Times were tough, and that’s all I know. My grama used to tell me that when her family did happen to have a few extra pennies, they would fancy it up with some sugar, onion and ground beef. But most of the time, it was just simply noodles and ketchup. While my grama was known to mix it up every once in a while and make it with elbow macaroni, for my purposes here, I’d like to keep it real, and stick with the way she usually made it – with spaghetti noodles.

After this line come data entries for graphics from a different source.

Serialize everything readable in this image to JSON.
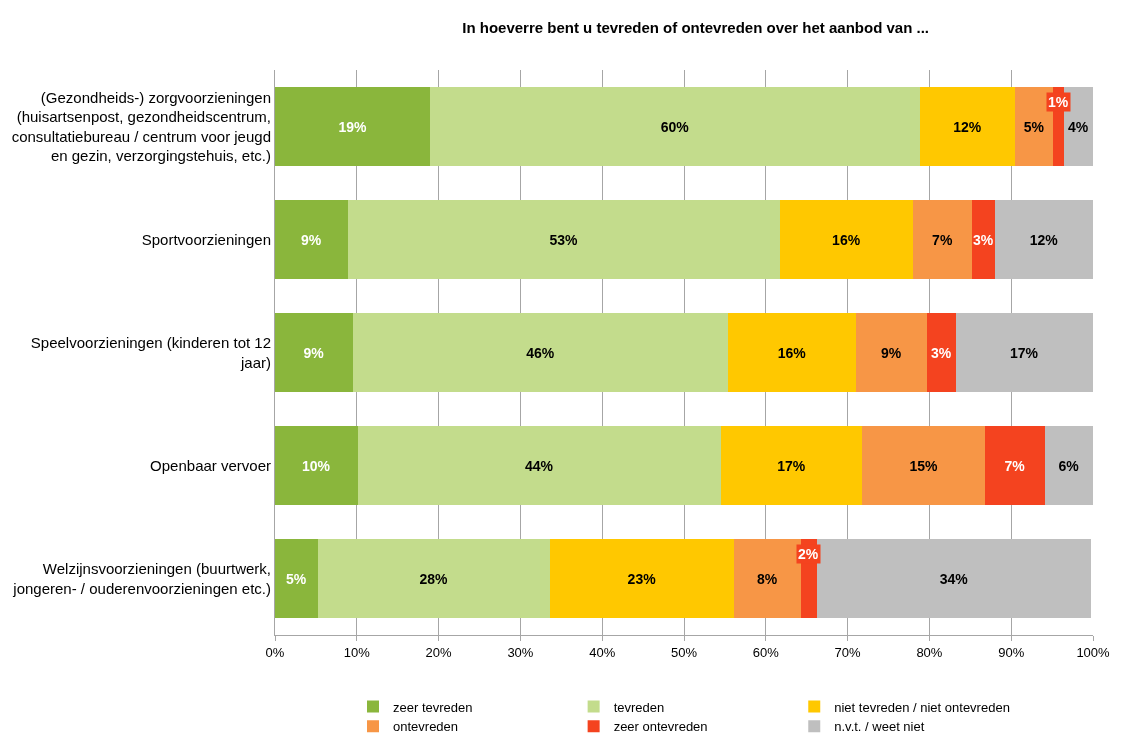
{
  "chart_data": {
    "type": "bar",
    "orientation": "horizontal",
    "stacked": true,
    "title": "In hoeverre bent u tevreden of ontevreden over het aanbod van ...",
    "categories": [
      "(Gezondheids-) zorgvoorzieningen (huisartsenpost, gezondheidscentrum, consultatiebureau / centrum voor jeugd en gezin, verzorgingstehuis, etc.)",
      "Sportvoorzieningen",
      "Speelvoorzieningen (kinderen tot 12 jaar)",
      "Openbaar vervoer",
      "Welzijnsvoorzieningen (buurtwerk, jongeren- / ouderenvoorzieningen etc.)"
    ],
    "series": [
      {
        "name": "zeer tevreden",
        "color": "#8ab63c",
        "values": [
          19.0,
          8.9,
          9.5,
          10.1,
          5.2
        ],
        "value_labels": [
          "19%",
          "9%",
          "9%",
          "10%",
          "5%"
        ]
      },
      {
        "name": "tevreden",
        "color": "#c3dc8c",
        "values": [
          59.8,
          52.8,
          45.9,
          44.4,
          28.4
        ],
        "value_labels": [
          "60%",
          "53%",
          "46%",
          "44%",
          "28%"
        ]
      },
      {
        "name": "niet tevreden / niet ontevreden",
        "color": "#ffc800",
        "values": [
          11.7,
          16.3,
          15.6,
          17.3,
          22.5
        ],
        "value_labels": [
          "12%",
          "16%",
          "16%",
          "17%",
          "23%"
        ]
      },
      {
        "name": "ontevreden",
        "color": "#f79646",
        "values": [
          4.6,
          7.2,
          8.7,
          15.0,
          8.2
        ],
        "value_labels": [
          "5%",
          "7%",
          "9%",
          "15%",
          "8%"
        ]
      },
      {
        "name": "zeer ontevreden",
        "color": "#f4431f",
        "values": [
          1.3,
          2.8,
          3.5,
          7.3,
          1.9
        ],
        "value_labels": [
          "1%",
          "3%",
          "3%",
          "7%",
          "2%"
        ]
      },
      {
        "name": "n.v.t. / weet niet",
        "color": "#bfbfbf",
        "values": [
          3.6,
          12.0,
          16.8,
          5.9,
          33.6
        ],
        "value_labels": [
          "4%",
          "12%",
          "17%",
          "6%",
          "34%"
        ]
      }
    ],
    "xlim": [
      0,
      100
    ],
    "xticks": [
      {
        "value": 0,
        "label": "0%"
      },
      {
        "value": 10,
        "label": "10%"
      },
      {
        "value": 20,
        "label": "20%"
      },
      {
        "value": 30,
        "label": "30%"
      },
      {
        "value": 40,
        "label": "40%"
      },
      {
        "value": 50,
        "label": "50%"
      },
      {
        "value": 60,
        "label": "60%"
      },
      {
        "value": 70,
        "label": "70%"
      },
      {
        "value": 80,
        "label": "80%"
      },
      {
        "value": 90,
        "label": "90%"
      },
      {
        "value": 100,
        "label": "100%"
      }
    ],
    "grid": "x",
    "legend": "bottom"
  }
}
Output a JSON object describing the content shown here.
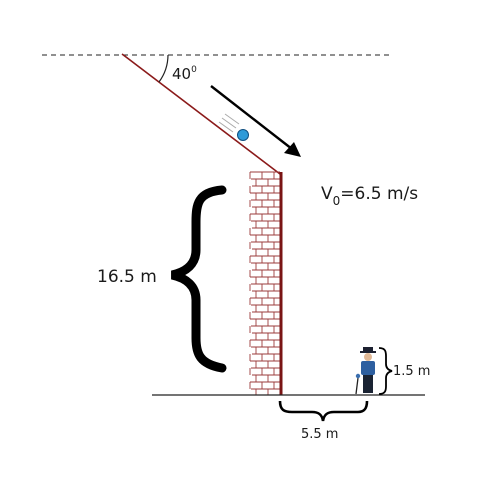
{
  "diagram": {
    "angle": {
      "value": "40",
      "unit": "0"
    },
    "velocity": {
      "symbol": "V",
      "subscript": "0",
      "text": "=6.5 m/s"
    },
    "wall_height": "16.5 m",
    "distance": "5.5 m",
    "person_height": "1.5 m"
  },
  "colors": {
    "wall_line": "#8b1a1a",
    "brick": "#9b3b3b",
    "ball": "#2e9ad8",
    "ink": "#111111"
  }
}
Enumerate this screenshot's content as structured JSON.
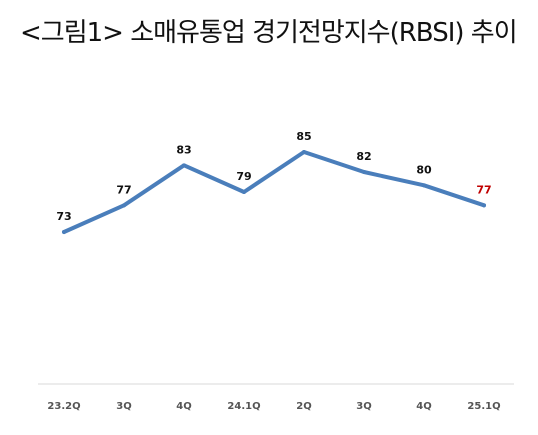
{
  "title": "<그림1> 소매유통업 경기전망지수(RBSI) 추이",
  "chart_data": {
    "type": "line",
    "categories": [
      "23.2Q",
      "3Q",
      "4Q",
      "24.1Q",
      "2Q",
      "3Q",
      "4Q",
      "25.1Q"
    ],
    "series": [
      {
        "values": [
          73,
          77,
          83,
          79,
          85,
          82,
          80,
          77
        ]
      }
    ],
    "data_labels": [
      "73",
      "77",
      "83",
      "79",
      "85",
      "82",
      "80",
      "77"
    ],
    "ylim": [
      50,
      100
    ],
    "grid": false,
    "legend": "none",
    "line_color": "#4a7ebb",
    "axis_color": "#d9d9d9",
    "highlight_last_label_color": "#c00000"
  }
}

So here it is…(and I’m giving you the fancified version, with the onion and ground beef, and if you’re too poverish for that, then you can just omit those from the recipe)…
KETCHUP SPAGHETTI recipe from Doris Foxworthy
INGREDIENTS: (see photo)
1/2 lb Spaghetti
1 24 oz bottle of Heinz Ketchup
1 lb Ground Beef
1 Medium Onion
1/4 stick Butter
1 Tbsp Sugar
Salt to taste
Pepper to taste
- Cut up medium sized onion to a small dice.
- Cook the spaghetti according to package directions.
- While the spaghetti is boiling, heat a large skillet over high heat and throw in the diced onion with a little bit of butter.
- Saute the onion until it’s just translucent (not brown) and then add the ground beef.
- Saute the beef mixture until the meat is cooked through.
- Drain the cooked spaghetti and return to pot.
- Combine beef mixture and spaghetti.
- Squeeze in about 3/4 of the bottle of ketchup until the noodles are good n’ saucy then add the butter, sugar, salt and pepper to taste.
- Heap a pile of noodles on your favorite plate and see what all the fuss is about.
I really, really hope that you like this ketchup spaghetti, but if you don’t? Well, I won’t feel so bad, as you probably only wasted less then $6.